Uncertain quantum future presents ‘existential threat’ to US military missions, DOD warns

The Pentagon’s new Post-Quantum Cryptography Strategy frames the emergence and full realization of quantum supercomputing as an existential threat to U.S. national security and global military dominance. 

Released on Tuesday, the new 25-page plan directs Defense Department personnel to harden critical communications networks and information systems by fully implementing quantum-resistant algorithms — and sets deadlines and milestones for the hefty, quantum-safe transition. 

“Nearly every deployed military asset will be affected in some way, adversaries will continue to probe for weaknesses, and costs will be incurred,” DOD Chief Information Officer Kirsten Davies wrote in the strategy’s introduction.

Quantum information science and related technologies apply complex phenomena happening at atomic and subatomic levels to store, transmit, manipulate, process, and measure data and information. 

Once they can be exploited at-scale in the not-so-distant future, quantum capabilities are anticipated to spark revolutionary advancements, like encryption-breaking algorithms and unhackable communication networks.

President Donald Trump signed the National Quantum Initiative Act into law in late 2018, during his first presidential term. 

On Monday, the White House unveiled two new executive orders from the president that are intended to speed up and streamline the federal government’s pivot to post-quantum encryption, and reprioritize investments and financing to support the domestic quantum computing industry. 

The commercial quantum EO also directs the Pentagon to identify at least three next-generation quantum-enabled sensor projects to prioritize in order to field such sensors by Sept. 30, 2028.

DOD’s new PQC Strategy, published the day after Trump’s quantum directives, outlines the department’s overarching plan to safeguard its critical systems, and ultimately prepare “for a future battle space enabled by Cryptographically Relevant Quantum Computers (CRQC).”

The strategy notably instructs the department to ensure all of its systems support PQC, or are phased out, by Dec. 31, 2030. 

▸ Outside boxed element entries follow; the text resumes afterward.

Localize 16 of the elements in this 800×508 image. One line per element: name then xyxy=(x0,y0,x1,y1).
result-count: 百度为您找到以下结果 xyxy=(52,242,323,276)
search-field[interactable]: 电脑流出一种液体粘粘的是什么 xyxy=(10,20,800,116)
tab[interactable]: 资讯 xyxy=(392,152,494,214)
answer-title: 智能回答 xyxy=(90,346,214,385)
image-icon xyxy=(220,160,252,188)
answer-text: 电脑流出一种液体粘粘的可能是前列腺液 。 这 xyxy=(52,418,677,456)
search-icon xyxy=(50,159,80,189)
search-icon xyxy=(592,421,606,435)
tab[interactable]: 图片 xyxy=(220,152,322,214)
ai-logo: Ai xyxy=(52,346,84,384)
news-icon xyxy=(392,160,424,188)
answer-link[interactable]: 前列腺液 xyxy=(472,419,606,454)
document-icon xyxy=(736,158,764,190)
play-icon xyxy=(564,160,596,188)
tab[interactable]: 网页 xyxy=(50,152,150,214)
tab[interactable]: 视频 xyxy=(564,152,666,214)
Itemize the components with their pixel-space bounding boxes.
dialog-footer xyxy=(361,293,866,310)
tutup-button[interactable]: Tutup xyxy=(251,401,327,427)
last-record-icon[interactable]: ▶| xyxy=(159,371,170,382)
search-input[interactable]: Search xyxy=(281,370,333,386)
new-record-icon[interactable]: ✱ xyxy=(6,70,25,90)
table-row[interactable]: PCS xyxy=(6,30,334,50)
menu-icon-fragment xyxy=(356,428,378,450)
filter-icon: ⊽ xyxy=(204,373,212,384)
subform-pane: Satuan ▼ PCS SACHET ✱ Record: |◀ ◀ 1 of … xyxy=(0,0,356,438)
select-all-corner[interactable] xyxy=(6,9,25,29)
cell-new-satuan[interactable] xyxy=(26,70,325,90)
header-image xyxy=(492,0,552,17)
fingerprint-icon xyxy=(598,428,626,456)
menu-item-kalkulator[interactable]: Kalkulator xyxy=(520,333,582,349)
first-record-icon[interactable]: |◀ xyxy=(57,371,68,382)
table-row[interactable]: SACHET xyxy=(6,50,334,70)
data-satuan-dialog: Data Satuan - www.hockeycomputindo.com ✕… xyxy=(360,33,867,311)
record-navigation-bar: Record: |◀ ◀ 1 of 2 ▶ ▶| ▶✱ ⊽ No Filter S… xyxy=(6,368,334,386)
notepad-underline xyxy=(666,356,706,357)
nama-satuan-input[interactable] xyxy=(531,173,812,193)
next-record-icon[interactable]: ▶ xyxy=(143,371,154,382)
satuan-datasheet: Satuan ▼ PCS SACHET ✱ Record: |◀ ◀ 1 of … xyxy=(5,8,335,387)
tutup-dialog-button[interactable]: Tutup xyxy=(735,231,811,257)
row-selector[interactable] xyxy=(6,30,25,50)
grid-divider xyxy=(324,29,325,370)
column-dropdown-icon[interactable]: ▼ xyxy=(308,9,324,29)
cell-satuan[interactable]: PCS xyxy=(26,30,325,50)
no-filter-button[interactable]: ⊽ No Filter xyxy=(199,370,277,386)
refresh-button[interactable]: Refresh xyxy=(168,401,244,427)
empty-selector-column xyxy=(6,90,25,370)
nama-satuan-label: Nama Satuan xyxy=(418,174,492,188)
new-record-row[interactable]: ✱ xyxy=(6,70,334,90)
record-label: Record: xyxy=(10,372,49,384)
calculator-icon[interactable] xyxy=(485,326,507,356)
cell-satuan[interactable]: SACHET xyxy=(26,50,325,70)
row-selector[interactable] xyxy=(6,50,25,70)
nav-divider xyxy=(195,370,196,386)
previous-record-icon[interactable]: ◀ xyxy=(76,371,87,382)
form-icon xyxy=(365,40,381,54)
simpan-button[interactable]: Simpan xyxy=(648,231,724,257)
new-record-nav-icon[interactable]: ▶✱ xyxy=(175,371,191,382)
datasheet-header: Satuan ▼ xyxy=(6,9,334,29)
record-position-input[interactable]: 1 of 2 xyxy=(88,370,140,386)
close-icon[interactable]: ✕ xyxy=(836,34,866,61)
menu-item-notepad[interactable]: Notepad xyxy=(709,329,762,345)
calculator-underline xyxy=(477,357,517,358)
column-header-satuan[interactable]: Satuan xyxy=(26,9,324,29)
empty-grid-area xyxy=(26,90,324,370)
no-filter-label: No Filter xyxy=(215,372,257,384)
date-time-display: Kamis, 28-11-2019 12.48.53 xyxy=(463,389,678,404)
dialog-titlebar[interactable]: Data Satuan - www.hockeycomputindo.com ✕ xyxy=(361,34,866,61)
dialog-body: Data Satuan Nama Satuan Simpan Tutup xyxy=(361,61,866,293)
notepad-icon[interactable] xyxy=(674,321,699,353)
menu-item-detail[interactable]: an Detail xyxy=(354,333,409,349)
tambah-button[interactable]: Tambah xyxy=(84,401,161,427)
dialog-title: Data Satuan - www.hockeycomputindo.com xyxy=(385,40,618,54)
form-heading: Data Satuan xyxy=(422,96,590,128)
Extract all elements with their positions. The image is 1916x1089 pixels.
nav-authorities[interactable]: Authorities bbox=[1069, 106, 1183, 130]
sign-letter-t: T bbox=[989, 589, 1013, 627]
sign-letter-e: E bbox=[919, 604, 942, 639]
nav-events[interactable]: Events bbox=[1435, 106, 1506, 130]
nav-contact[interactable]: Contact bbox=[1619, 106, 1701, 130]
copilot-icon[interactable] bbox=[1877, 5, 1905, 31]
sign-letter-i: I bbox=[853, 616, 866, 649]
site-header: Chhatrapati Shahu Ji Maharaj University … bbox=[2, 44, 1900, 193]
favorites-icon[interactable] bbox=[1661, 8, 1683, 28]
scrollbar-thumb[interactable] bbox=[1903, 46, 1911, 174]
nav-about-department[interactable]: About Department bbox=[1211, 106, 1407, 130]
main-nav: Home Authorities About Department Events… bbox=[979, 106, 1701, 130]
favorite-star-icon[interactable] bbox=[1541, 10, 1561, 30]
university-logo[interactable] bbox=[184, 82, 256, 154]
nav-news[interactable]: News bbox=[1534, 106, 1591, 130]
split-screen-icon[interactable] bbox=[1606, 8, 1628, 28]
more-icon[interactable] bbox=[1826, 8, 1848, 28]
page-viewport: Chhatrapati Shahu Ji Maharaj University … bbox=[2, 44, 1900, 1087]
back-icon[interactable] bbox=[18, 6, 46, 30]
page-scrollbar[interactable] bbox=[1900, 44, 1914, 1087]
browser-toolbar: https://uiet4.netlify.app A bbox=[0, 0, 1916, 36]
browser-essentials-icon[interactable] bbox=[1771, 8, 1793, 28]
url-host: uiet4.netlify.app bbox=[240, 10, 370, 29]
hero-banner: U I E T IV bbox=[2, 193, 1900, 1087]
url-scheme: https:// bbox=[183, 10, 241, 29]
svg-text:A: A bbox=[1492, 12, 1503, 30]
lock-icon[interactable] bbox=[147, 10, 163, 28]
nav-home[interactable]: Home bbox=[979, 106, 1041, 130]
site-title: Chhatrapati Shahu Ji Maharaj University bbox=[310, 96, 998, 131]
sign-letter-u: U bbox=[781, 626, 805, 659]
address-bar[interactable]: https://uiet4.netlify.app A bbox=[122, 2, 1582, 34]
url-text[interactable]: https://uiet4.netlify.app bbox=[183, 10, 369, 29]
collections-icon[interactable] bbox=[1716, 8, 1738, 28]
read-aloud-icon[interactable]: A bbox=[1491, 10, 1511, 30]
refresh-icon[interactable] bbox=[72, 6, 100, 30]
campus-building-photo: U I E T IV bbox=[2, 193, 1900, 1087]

Further, every DOD system must use PQC, unless otherwise specified, no later than Dec. 31, 2031.

Officials wrote that “from the authorization and deployment of nuclear weapons to the execution of coordinated maneuvers with mission partners,” insecure communications associated with the rise of quantum capabilities “pose an existential threat” to the DOD’s operations.

They further state that the potential for U.S. adversaries to use computers that can break present-day asymmetric cryptography “presents a substantial threat” to the department and its military systems that are protected merely by modern cryptographic algorithms.

Some of the risks presented include America’s enemies applying a CRQC to collect and decrypt classified information transmitted over terrestrial, space, radio frequency, and other network infrastructure; take control of and weaponize DOD’s systems; or install unpredictable malware into weapons platforms and access command-and-control systems in theater, which could lead to integrity failures and loss of U.S. information dominance.

The strategy lists five major lines of effort and eight associated strategic goals for the Pentagon to pursue. 

Some of those activities aim to “fully understand the most consequential challenges and vulnerabilities of legacy cryptographic systems on mission relevant timelines and their scope of use,” and to “prepare and implement adaptive and autonomous defense-in-depth mitigation and response strategies, including cryptographic agility, for an unpredictable quantum future state, to include new processes for testing, distributing, and installing critical cryptographic updates and patches.”

The department’s planners and systems owners are also told to identify all cryptography in use in both National Security Systems (or those dealing with intelligence, cryptology, military command, or weapons systems) and non-NSS assets (used for routine federal and commercial business), then determine which are quantum-vulnerable and assess the organizations’ exposure to potential CRQC threats. 

“This strategy outlines deliberate and actionable objectives we must achieve to migrate our war fighting capability (and supporting systems) to ensure continued mission readiness,” Davies wrote. “This includes increasing our capacity to leverage industry capabilities by introducing processes for swift commercial solution vetting and streamlining testing and evaluation.”

In response to questions from DefenseScoop, Accenture Federal Services’ Cyber Lead, Amanda Satterwhite, said Thursday that the administration’s new directives mark “a decisive signal that cybersecurity must advance with AI and quantum capabilities.”

AFS operates as a systems integrator and modernization enabler for the DOD. 

The firm is evolving its AI safeguards and cryptographic systems to maintain a strategic advantage, according to Satterwhite, who said AFS works with partners like SandboxAQ to ensure America’s critical infrastructure will outpace future technological threats.

“The emergence of highly capable, cyber-focused AI models demands that we bridge the gap between commercial innovation and federal mission needs, evaluating these technologies before deployment to protect our nation’s most sensitive environments,” she noted.